Josh Brolin and Kate Winslet in Labor Day

I never did buy into the romance between Adele and Frank. At first Frank is anxious and frantic on what he’s going to do. He ties up Adele for the night, but leaves Henry free to roam. This poses the question on why Henry didn’t do anything here. I guess he was scared and didn’t want to upset Frank in any way.

Frank then gets to some household chores that need to be done. He fixes a door, waxes the floor, works on the car and whatever else that needs to be taken care of. Frank plays catch with Henry outside as well and teaches him life lessons. All these times Frank is outside seems to be a huge risk in him getting caught. Neighbors come by periodically to create anxiety for Frank and amp up the tension in the film. This is born out with the ever intrusive score by Rolfe Kent. The music always is there to make you feel tense or feel romantic. It is quite annoying being spoon fed how you are supposed to feel at various points on the film. The score of any particular movie is supposed to be more organic and more in the background. It wasn’t here.

Josh Brolin and Kate Winslet in Labor Day

The kicker for Adele to fall for Frank is when he cooks for her. There is a long scene involving a pie creation that is a bit silly. It is supposed to be erotic, but how can it be with Henry there as well. Maybe it shows the future with the three as a family. I just don’t know. Adele tends to Frank’s wounds as the authorities look for him.

The ending has the new family trying to go to Canada to escape all of this and the obstacles that spring up. Director Jason Reitman also wrote the screenplay for LABOR DAY. He had been on quite a roll with his previous films “Young Adult”, “Up in the Air”, “Juno” and “Thank You for Smoking”. All of these films had a unique voice and had something to say about various parts of society. LABOR DAY just slumbers along in its own melodrama. It wasn’t believable and it just doesn’t work. Winslet and Brolin do what they can with the screenplay, but even their remarkable skills are wasted. LABOR DAY is a film you would be wise to skip.

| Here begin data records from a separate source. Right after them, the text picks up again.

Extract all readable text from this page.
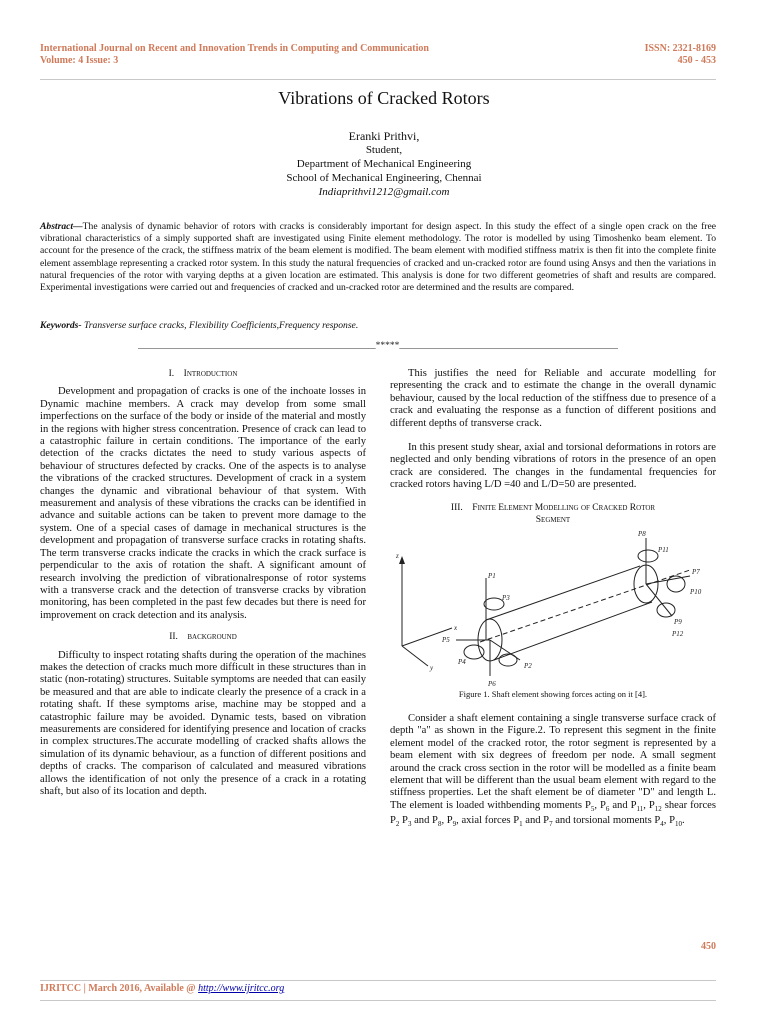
International Journal on Recent and Innovation Trends in Computing and Communication
Volume: 4 Issue: 3
ISSN: 2321-8169
450 - 453
Vibrations of Cracked Rotors
Eranki Prithvi,
Student,
Department of Mechanical Engineering
School of Mechanical Engineering, Chennai
Indiaprithvi1212@gmail.com
Abstract—The analysis of dynamic behavior of rotors with cracks is considerably important for design aspect. In this study the effect of a single open crack on the free vibrational characteristics of a simply supported shaft are investigated using Finite element methodology. The rotor is modelled by using Timoshenko beam element. To account for the presence of the crack, the stiffness matrix of the beam element is modified. The beam element with modified stiffness matrix is then fit into the complete finite element assemblage representing a cracked rotor system. In this study the natural frequencies of cracked and un-cracked rotor are found using Ansys and then the variations in natural frequencies of the rotor with varying depths at a given location are estimated. This analysis is done for two different geometries of shaft and results are compared. Experimental investigations were carried out and frequencies of cracked and un-cracked rotor are determined and the results are compared.
Keywords- Transverse surface cracks, Flexibility Coefficients,Frequency response.
__________________________________________________*****______________________________________________

I. Introduction

Development and propagation of cracks is one of the inchoate losses in Dynamic machine members. A crack may develop from some small imperfections on the surface of the body or inside of the material and mostly in the regions with higher stress concentration. Presence of crack can lead to a catastrophic failure in certain conditions. The importance of the early detection of the cracks dictates the need to study various aspects of behaviour of structures defected by cracks. One of the aspects is to analyse the vibrations of the cracked structures. Development of crack in a system changes the dynamic and vibrational behaviour of that system. With measurement and analysis of these vibrations the cracks can be identified in advance and suitable actions can be taken to prevent more damage to the system. One of a special cases of damage in mechanical structures is the development and propagation of transverse surface cracks in rotating shafts. The term transverse cracks indicate the cracks in which the crack surface is perpendicular to the axis of rotation the shaft. A significant amount of research involving the prediction of vibrationalresponse of rotor systems with a transverse crack and the detection of transverse cracks by vibration monitoring, has been completed in the past few decades but there is need for improvement on crack detection and its analysis.

II. background

Difficulty to inspect rotating shafts during the operation of the machines makes the detection of cracks much more difficult in these structures than in static (non-rotating) structures. Suitable symptoms are needed that can easily be measured and that are able to indicate clearly the presence of a crack in a rotating shaft. If these symptoms arise, machine may be stopped and a catastrophic failure may be avoided. Dynamic tests, based on vibration measurements are considered for identifying presence and location of cracks in complex structures.The accurate modelling of cracked shafts allows the simulation of its dynamic behaviour, as a function of different positions and depths of cracks. The comparison of calculated and measured vibrations allows the identification of not only the presence of a crack in a rotating shaft, but also of its location and depth.

This justifies the need for Reliable and accurate modelling for representing the crack and to estimate the change in the overall dynamic behaviour, caused by the local reduction of the stiffness due to presence of a crack and evaluating the response as a function of different positions and different depths of transverse crack.

In this present study shear, axial and torsional deformations in rotors are neglected and only bending vibrations of rotors in the presence of an open crack are considered. The changes in the fundamental frequencies for cracked rotors having L/D =40 and L/D=50 are presented.

III. Finite Element Modelling of Cracked Rotor
Segment

z
x
y
P1
P2
P3
P4
P5
P6
P7
P8
P9
P10
P11
P12
Figure 1. Shaft element showing forces acting on it [4].

Consider a shaft element containing a single transverse surface crack of depth "a" as shown in the Figure.2. To represent this segment in the finite element model of the cracked rotor, the rotor segment is represented by a beam element with six degrees of freedom per node. A small segment around the crack cross section in the rotor will be modelled as a finite beam element that will be different than the usual beam element with regard to the stiffness properties. Let the shaft element be of diameter "D" and length L. The element is loaded withbending moments $P_5$, $P_6$ and $P_{11}$, $P_{12}$ shear forces $P_2$ $P_3$ and $P_8$, $P_9$, axial forces $P_1$ and $P_7$ and torsional moments $P_4$, $P_{10}$.

450
IJRITCC | March 2016, Available @ http://www.ijritcc.org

Video: The film was nice to look at and small town life is captured in all its glory.

Sound: The sound was really sharp in the beginning. It did get better as the film went along though.

Deleted Scenes (10:36): There are six scenes in all. 2 of the scenes deal more with the hamster Joe. There is an extra scene with Mr. Jervis played by the great character actor J.K. Simmons. There are another scene of bonding with Henry and Frank. None of the scenes excised would have made a difference either way on the film.

End of Summer: Making Labor Day (29:06): This is a decent feature about the making of the film. The book author which the script is based on touches on her inspiration for her material. Casting is discussed in length.

Feature Commentary with Director/Screenwriter Jason Reitman, Director of Photography Eric Steelberg and First Assistant Director/Co-Producer Jason Blomenfeld: This is a good commentary with the three men. Reitman does much of the talking and he steers the other two to make points about the film. I really liked how Reitman was particular about the time period. It is also interesting to note that they studied the movie “Body Heat” to get the sweat just perfect.